Este é um artigo conciso, mas não se exime de oferecer alguma proposta, mesmo que, no futuro, também seja considerada inútil. O primeiro passo é criar o crime de responsabilidade para o governante que permitir a superlotação do presídio sob sua alçada. Constatada a superlotação, que fuja ao padrão expressamente descrito em lei penal e de execução penal, o Ministério Público pode investigar e denunciar o governador ou o presidente por conta disso, sem nenhuma imunidade. Chega de imunidade para autoridades que não cumprem o seu dever.
O segundo passo é criar, expressamente, a falta funcional do magistrado, sujeito a responder junto à Corregedoria ou ao Conselho Nacional de Justiça, quando deixar de fundamentar corretamente a prisão cautelar.

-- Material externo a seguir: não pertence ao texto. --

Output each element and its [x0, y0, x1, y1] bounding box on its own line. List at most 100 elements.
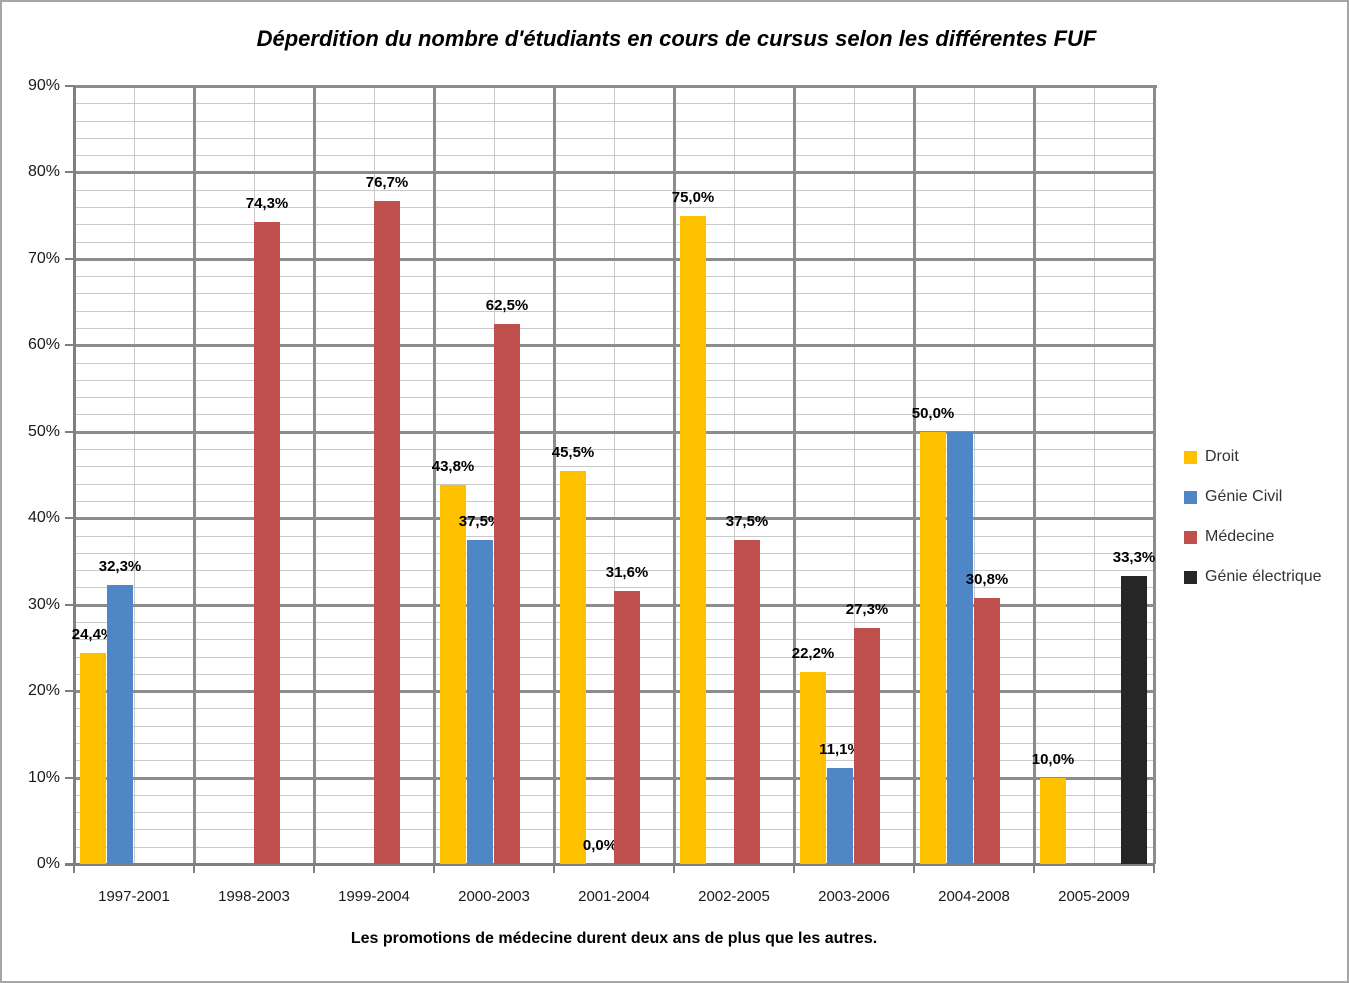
- gridline-v-major: [1033, 86, 1036, 864]
- x-axis-tick: [73, 864, 75, 873]
- x-axis-label: 1998-2003: [218, 888, 290, 905]
- bar-value-label: 75,0%: [671, 189, 715, 206]
- gridline-v-major: [433, 86, 436, 864]
- gridline-h-major: [74, 258, 1154, 261]
- bar-value-label: 50,0%: [911, 405, 955, 422]
- bar-value-label: 31,6%: [605, 564, 649, 581]
- y-axis-tick: [65, 258, 74, 260]
- x-axis-tick: [673, 864, 675, 873]
- legend-item-droit: Droit: [1184, 448, 1322, 466]
- bar-value-label: 45,5%: [551, 444, 595, 461]
- x-axis-tick: [193, 864, 195, 873]
- y-axis-tick: [65, 344, 74, 346]
- plot-border-right: [1153, 86, 1156, 864]
- bar-génie-civil-2000-2003: [467, 540, 493, 864]
- gridline-v-minor: [974, 86, 975, 864]
- bar-value-label: 43,8%: [431, 458, 475, 475]
- bar-médecine-2000-2003: [494, 324, 520, 864]
- y-axis-label: 50%: [27, 423, 60, 440]
- gridline-v-minor: [854, 86, 855, 864]
- y-axis-tick: [65, 171, 74, 173]
- x-axis-label: 2002-2005: [698, 888, 770, 905]
- bar-médecine-1999-2004: [374, 201, 400, 864]
- gridline-v-minor: [734, 86, 735, 864]
- gridline-h-major: [74, 171, 1154, 174]
- bar-value-label: 11,1%: [819, 741, 861, 758]
- legend-swatch-genie-electrique: [1184, 570, 1197, 584]
- x-axis-tick: [1153, 864, 1155, 873]
- bar-value-label: 37,5%: [725, 513, 769, 530]
- bar-value-label: 32,3%: [98, 558, 142, 575]
- bar-value-label: 37,5%: [458, 513, 502, 530]
- x-axis-label: 2000-2003: [458, 888, 530, 905]
- x-axis-line: [65, 863, 1155, 866]
- gridline-v-major: [673, 86, 676, 864]
- y-axis-tick: [65, 85, 74, 87]
- y-axis-tick: [65, 431, 74, 433]
- legend-label-medecine: Médecine: [1205, 528, 1275, 545]
- x-axis-tick: [553, 864, 555, 873]
- legend-label-droit: Droit: [1205, 448, 1239, 465]
- y-axis-line: [73, 86, 76, 864]
- legend-swatch-genie-civil: [1184, 490, 1197, 504]
- y-axis-label: 0%: [36, 855, 60, 872]
- x-axis-tick: [313, 864, 315, 873]
- gridline-v-minor: [134, 86, 135, 864]
- legend-label-genie-electrique: Génie électrique: [1205, 568, 1322, 585]
- gridline-v-major: [553, 86, 556, 864]
- y-axis-label: 30%: [27, 596, 60, 613]
- x-axis-tick: [433, 864, 435, 873]
- y-axis-tick: [65, 517, 74, 519]
- bar-value-label: 27,3%: [845, 601, 889, 618]
- legend-item-genie-electrique: Génie électrique: [1184, 568, 1322, 586]
- gridline-v-minor: [614, 86, 615, 864]
- bar-value-label: 33,3%: [1112, 549, 1156, 566]
- bar-génie-civil-2003-2006: [827, 768, 853, 864]
- x-axis-tick: [913, 864, 915, 873]
- bar-droit-1997-2001: [80, 653, 106, 864]
- bar-génie-électrique-2005-2009: [1121, 576, 1147, 864]
- y-axis-label: 40%: [27, 509, 60, 526]
- x-axis-label: 2001-2004: [578, 888, 650, 905]
- bar-médecine-2003-2006: [854, 628, 880, 864]
- y-axis-label: 20%: [27, 682, 60, 699]
- bar-value-label: 24,4%: [71, 626, 115, 643]
- x-axis-tick: [793, 864, 795, 873]
- y-axis-label: 90%: [27, 77, 60, 94]
- bar-value-label: 0,0%: [582, 837, 618, 854]
- bar-droit-2005-2009: [1040, 778, 1066, 864]
- y-axis-tick: [65, 777, 74, 779]
- y-axis-label: 60%: [27, 336, 60, 353]
- bar-value-label: 22,2%: [791, 645, 835, 662]
- bar-value-label: 62,5%: [485, 297, 529, 314]
- gridline-v-major: [913, 86, 916, 864]
- legend-swatch-droit: [1184, 450, 1197, 464]
- gridline-h-major: [74, 431, 1154, 434]
- chart-title: Déperdition du nombre d'étudiants en cou…: [256, 26, 1097, 51]
- bar-value-label: 30,8%: [965, 571, 1009, 588]
- legend-label-genie-civil: Génie Civil: [1205, 488, 1283, 505]
- bar-value-label: 76,7%: [365, 174, 409, 191]
- legend-item-genie-civil: Génie Civil: [1184, 488, 1322, 506]
- bar-droit-2004-2008: [920, 432, 946, 864]
- bar-médecine-2004-2008: [974, 598, 1000, 864]
- y-axis-tick: [65, 690, 74, 692]
- gridline-h-major: [74, 344, 1154, 347]
- bar-médecine-2002-2005: [734, 540, 760, 864]
- gridline-v-major: [313, 86, 316, 864]
- x-axis-label: 2003-2006: [818, 888, 890, 905]
- bar-value-label: 10,0%: [1031, 751, 1075, 768]
- plot-border-top: [74, 85, 1157, 88]
- legend-swatch-medecine: [1184, 530, 1197, 544]
- y-axis-tick: [65, 863, 74, 865]
- gridline-v-major: [193, 86, 196, 864]
- y-axis-label: 70%: [27, 250, 60, 267]
- gridline-h-major: [74, 517, 1154, 520]
- bar-génie-civil-2004-2008: [947, 432, 973, 864]
- footer-note: Les promotions de médecine durent deux a…: [350, 930, 878, 947]
- x-axis-label: 1997-2001: [98, 888, 170, 905]
- x-axis-label: 1999-2004: [338, 888, 410, 905]
- bar-droit-2002-2005: [680, 216, 706, 864]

Há prisões decretadas em uma ou duas linhas. Não há motivação que resista a essa concisão.
Em terceiro, cabe ao Parlamento parar um pouco para pensar no Direito Penal e no Processo Penal, pois somente o Código Civil e o Processo Civil mereceram atenção nos últimos anos. Todos os ramos do Direito merecem atualização, mas o campo criminal, representativo de coerção à liberdade individual, é simplesmente ignorado. Ouso dizer que é o ponto mais importante de todos na atualidade a merecer revisão.
Em quarto, cabe também criar falta funcional expressa para o membro do Ministério Público que permitir, omitindo-se, a superlotação de qualquer presídio sob sua fiscalização.
Muito mais pode ser feito, mas este texto não comporta. Na realidade, todas as soluções propostas acima chamam à responsabilidade pessoal as personagens do caos do sistema carcerário brasileiro, especialmente no tocante à prisão provisória. Enquanto não houver um claro responsável para ser criminal ou funcionalmente responsabilizado, continuarão as prisão cautelares a lotar lugares já completos e insalubres. Isso porque a Constituição Federal veda a pena cruel... Imagine-se se não proibisse.
Guilherme Nucci é desembargador em São Paulo. Livre-docente em Direito Penal, doutor e mestre em Processo Penal.
Revista Consultor Jurídico, 13 de outubro de 2015.